La Russie veut que les familles adoptent des personnes âgées dépendantes

Le système d'hébergement des personnes âgées dépendantes change en Russie, les maisons de retraite se transforment, comme les services à domicile, souvent assurés par les centres d'action sociale. Les enjeux sont énormes, un marché se profile, et des groupes privés cherchent à s'implanter. À l’est, c'est un dispositif, simple et peu coûteux, qui émerge : l'accueil familial. Billet basique.

Comme je l’indiquais dans un précédent billet, le vieillissement démographique qui s’engage en Russie fait douter de la capacité du pays à prendre en charge, quantitativement et qualitativement, les personnes âgées ayant perdu leur autonomie. Les maisons de retraites, héritées pour partie de la période soviétique, sont décriées, bien qu’elles se transforment, et les autorités régionales, en charge de l’action sociale, sont à la recherche de solutions alternatives.

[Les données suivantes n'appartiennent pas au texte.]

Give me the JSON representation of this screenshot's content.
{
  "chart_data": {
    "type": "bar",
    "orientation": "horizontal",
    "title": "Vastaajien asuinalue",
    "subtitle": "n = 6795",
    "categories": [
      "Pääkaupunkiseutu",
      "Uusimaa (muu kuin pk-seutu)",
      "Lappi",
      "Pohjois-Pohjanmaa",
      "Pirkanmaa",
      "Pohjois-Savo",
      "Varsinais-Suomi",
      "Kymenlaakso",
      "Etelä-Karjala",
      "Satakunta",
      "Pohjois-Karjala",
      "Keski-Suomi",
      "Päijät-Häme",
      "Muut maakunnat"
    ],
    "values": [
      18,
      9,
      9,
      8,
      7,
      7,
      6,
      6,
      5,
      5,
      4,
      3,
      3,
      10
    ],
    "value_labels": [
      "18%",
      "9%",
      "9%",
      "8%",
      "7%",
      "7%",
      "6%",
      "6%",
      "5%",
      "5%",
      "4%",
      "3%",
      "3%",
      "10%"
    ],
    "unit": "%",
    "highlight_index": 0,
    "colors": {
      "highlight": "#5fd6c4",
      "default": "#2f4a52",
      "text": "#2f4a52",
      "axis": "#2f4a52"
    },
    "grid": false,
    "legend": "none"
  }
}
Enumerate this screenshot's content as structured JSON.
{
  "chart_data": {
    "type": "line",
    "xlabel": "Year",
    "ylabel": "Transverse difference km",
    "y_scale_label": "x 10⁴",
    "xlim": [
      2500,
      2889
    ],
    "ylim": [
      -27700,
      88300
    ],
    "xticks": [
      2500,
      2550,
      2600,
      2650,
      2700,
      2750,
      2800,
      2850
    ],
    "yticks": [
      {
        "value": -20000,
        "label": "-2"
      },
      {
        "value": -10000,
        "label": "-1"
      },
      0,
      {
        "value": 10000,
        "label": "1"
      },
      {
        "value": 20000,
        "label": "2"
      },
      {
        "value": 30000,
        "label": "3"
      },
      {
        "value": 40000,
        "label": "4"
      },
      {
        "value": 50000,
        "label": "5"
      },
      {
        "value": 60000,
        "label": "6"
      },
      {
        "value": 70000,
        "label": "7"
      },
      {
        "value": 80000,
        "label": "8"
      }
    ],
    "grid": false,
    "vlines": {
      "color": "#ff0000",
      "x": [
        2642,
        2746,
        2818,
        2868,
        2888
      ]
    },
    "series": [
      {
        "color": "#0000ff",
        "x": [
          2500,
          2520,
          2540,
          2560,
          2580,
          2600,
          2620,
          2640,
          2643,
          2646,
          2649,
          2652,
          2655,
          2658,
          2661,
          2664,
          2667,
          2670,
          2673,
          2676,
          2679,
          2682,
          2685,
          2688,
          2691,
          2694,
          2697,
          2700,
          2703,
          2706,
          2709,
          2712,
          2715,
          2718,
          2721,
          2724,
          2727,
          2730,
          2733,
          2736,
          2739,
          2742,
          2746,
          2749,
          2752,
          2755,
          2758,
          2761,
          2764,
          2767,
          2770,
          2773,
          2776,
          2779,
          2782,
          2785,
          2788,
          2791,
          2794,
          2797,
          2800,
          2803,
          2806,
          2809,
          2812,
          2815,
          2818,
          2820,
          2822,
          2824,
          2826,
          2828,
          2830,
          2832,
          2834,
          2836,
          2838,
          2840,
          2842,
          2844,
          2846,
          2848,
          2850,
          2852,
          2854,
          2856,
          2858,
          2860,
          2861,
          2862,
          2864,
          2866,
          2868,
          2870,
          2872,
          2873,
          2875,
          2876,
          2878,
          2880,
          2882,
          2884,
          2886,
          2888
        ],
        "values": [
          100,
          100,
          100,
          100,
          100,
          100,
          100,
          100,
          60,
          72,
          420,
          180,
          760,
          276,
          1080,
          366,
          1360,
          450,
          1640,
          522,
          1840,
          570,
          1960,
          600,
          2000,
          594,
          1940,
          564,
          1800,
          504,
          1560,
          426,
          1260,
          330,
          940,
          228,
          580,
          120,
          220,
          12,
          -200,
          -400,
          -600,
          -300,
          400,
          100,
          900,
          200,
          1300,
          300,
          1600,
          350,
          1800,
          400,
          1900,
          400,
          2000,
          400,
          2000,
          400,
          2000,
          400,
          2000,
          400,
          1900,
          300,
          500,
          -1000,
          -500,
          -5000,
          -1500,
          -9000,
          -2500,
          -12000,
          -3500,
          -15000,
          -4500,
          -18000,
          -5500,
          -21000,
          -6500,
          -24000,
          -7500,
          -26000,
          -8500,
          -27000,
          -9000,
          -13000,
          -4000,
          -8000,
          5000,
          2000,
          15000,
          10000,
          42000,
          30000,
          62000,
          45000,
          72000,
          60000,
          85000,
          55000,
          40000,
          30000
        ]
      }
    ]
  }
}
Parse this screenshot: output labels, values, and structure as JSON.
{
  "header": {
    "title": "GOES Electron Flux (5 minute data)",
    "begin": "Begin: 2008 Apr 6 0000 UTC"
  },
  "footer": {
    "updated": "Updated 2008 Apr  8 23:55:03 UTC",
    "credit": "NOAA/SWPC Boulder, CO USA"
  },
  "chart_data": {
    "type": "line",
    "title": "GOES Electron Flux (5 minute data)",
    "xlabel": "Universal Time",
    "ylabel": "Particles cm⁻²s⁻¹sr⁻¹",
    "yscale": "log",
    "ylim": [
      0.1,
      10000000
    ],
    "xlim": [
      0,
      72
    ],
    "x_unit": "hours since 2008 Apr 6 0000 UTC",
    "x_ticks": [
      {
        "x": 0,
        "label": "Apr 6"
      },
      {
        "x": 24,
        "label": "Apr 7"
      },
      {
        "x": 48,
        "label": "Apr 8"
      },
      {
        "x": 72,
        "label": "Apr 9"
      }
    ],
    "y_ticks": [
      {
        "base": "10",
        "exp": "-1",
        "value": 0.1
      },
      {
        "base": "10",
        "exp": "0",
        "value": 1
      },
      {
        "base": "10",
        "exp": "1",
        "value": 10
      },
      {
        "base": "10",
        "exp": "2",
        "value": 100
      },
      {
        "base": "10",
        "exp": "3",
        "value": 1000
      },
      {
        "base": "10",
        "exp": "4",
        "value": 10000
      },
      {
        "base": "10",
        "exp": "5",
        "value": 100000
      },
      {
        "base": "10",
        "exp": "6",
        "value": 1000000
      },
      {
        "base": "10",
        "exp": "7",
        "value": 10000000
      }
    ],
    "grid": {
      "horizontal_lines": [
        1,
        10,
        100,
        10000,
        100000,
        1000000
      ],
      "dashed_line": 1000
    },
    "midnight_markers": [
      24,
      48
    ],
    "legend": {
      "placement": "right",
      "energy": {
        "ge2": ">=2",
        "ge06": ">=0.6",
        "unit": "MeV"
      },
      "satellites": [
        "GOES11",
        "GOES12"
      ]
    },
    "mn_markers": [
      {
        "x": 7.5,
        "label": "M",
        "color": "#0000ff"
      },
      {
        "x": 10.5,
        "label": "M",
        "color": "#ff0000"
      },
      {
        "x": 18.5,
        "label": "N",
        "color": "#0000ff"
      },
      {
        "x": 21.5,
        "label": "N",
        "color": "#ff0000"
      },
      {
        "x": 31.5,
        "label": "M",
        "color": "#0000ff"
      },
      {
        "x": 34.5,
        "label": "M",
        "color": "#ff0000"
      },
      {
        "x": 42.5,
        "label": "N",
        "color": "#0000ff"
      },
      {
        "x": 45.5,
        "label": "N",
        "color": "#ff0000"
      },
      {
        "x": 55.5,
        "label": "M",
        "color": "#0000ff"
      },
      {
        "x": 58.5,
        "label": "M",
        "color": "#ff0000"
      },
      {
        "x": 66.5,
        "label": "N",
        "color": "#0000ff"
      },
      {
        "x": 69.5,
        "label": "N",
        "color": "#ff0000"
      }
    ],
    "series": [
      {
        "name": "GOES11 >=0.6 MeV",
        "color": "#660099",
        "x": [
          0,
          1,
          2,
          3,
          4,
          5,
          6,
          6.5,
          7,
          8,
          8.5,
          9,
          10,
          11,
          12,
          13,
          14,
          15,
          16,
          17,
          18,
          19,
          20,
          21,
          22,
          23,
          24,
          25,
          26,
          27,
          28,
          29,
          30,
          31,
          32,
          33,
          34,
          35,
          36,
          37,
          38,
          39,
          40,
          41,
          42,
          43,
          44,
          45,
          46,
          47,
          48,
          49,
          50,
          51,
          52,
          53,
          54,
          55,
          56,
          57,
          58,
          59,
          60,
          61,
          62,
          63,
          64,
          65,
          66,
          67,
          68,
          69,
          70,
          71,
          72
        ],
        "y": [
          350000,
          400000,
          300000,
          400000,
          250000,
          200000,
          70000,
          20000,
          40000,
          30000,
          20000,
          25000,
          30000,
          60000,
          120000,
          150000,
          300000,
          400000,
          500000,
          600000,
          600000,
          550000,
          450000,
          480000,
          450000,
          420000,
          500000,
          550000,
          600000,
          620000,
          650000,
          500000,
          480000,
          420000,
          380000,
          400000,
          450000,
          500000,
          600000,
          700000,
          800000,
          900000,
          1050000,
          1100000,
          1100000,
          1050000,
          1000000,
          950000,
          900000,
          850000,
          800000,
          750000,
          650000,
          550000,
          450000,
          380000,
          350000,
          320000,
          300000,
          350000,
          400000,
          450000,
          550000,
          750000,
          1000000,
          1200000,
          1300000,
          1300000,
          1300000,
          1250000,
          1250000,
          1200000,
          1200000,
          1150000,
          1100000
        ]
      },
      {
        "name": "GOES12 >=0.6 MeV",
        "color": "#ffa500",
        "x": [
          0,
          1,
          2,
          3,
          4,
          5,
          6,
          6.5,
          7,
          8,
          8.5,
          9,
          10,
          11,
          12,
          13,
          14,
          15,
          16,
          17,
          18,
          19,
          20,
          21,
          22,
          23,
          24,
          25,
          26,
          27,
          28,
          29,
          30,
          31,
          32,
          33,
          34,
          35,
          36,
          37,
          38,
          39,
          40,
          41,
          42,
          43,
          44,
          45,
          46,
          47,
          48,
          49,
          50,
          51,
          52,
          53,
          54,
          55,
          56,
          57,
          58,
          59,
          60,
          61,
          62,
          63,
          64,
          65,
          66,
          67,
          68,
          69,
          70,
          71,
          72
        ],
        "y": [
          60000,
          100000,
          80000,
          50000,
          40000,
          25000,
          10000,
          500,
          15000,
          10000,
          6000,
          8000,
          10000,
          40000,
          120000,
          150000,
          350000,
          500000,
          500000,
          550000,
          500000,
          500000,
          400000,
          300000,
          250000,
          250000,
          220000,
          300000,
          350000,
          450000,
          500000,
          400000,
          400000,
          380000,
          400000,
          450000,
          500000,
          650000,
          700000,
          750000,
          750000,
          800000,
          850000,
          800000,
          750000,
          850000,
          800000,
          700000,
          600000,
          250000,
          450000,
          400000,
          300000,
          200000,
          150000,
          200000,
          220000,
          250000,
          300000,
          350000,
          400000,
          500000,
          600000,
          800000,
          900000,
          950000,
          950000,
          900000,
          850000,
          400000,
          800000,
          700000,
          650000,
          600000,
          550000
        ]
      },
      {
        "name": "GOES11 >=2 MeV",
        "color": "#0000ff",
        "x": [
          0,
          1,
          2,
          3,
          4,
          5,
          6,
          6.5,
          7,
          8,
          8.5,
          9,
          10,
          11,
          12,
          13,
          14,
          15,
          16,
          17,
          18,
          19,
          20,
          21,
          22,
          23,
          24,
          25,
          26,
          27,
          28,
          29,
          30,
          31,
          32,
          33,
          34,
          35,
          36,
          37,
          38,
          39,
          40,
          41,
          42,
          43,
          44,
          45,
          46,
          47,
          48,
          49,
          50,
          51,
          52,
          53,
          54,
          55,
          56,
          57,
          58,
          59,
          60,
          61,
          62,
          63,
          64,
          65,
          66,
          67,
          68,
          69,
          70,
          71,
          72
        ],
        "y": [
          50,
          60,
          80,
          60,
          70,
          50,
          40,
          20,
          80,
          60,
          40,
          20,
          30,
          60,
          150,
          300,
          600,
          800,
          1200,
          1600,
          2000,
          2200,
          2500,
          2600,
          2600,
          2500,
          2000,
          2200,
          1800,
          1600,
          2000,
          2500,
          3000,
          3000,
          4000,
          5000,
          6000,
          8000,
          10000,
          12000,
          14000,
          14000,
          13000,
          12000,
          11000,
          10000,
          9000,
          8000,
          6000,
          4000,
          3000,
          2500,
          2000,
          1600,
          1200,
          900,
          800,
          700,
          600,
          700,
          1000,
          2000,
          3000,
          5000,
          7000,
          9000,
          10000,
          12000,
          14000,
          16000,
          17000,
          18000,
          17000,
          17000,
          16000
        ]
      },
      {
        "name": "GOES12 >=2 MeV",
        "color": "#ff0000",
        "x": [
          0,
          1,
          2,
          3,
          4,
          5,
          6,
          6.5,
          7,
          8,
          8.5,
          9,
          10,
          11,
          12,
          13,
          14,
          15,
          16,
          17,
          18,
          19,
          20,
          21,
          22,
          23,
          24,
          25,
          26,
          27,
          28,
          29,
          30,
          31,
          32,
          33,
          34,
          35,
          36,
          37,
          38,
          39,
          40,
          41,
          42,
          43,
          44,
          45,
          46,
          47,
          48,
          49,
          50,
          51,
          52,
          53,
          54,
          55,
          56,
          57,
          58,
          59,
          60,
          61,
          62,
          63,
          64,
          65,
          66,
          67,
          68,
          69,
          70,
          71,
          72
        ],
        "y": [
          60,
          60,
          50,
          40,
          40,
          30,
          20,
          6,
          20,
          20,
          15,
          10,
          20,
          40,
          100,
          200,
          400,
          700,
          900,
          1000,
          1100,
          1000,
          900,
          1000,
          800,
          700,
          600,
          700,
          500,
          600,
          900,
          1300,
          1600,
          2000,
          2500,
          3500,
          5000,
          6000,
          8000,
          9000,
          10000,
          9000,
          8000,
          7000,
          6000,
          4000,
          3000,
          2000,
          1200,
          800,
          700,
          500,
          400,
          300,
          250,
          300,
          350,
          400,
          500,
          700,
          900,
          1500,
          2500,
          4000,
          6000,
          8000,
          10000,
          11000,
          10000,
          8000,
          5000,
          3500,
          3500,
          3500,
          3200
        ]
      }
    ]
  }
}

L’une d’elles est l’accueil familial. Il existe en France, et a été relancé par la loi du 28 décembre 2015 sur l’adaptation de la société au vieillissement (voir par exemple ici sur le site de la caisse nationale de solidarité pour l’autonomie). En Russie, le ministère fédéral du travail et de la protection sociale vient de publier une recommandation faisant la synthèse des bonnes pratiques régionales : 43 régions ont mis en place un dispositif, l'Altaï depuis 2008, le district autonome des Khantys-Mansis, qui est considéré comme une des plus avancés, depuis 2012.

L’accueil familial s’adresse aux femmes de plus de 55 ans et aux hommes de plus de 60 ans, « dans l’impossibilité de prendre soin d’eux-mêmes, d’exercer et de protéger leurs droits et de remplir leurs devoirs de manière indépendante ». Les services de tutelle désignent une famille d’accueil, un contrat tripartite est conclu pour fixer les conditions d’hébergement et de prise en charge, un suivi social est organisé. L’encadrement juridique du dispositif prévoit, par exemple, un plafond de deux personnes âgées par famille d’accueil. L’accueillant-aidant et l’accueilli se connaissent souvent depuis longtemps, ils peuvent être aussi parents proches. Une formation des accueillants est assurée dans toutes les régions qui ont mis en place l’accueil familial, et dans le district des Khantys-Mansis, ce sont aussi les personnes âgées qui ont été formées.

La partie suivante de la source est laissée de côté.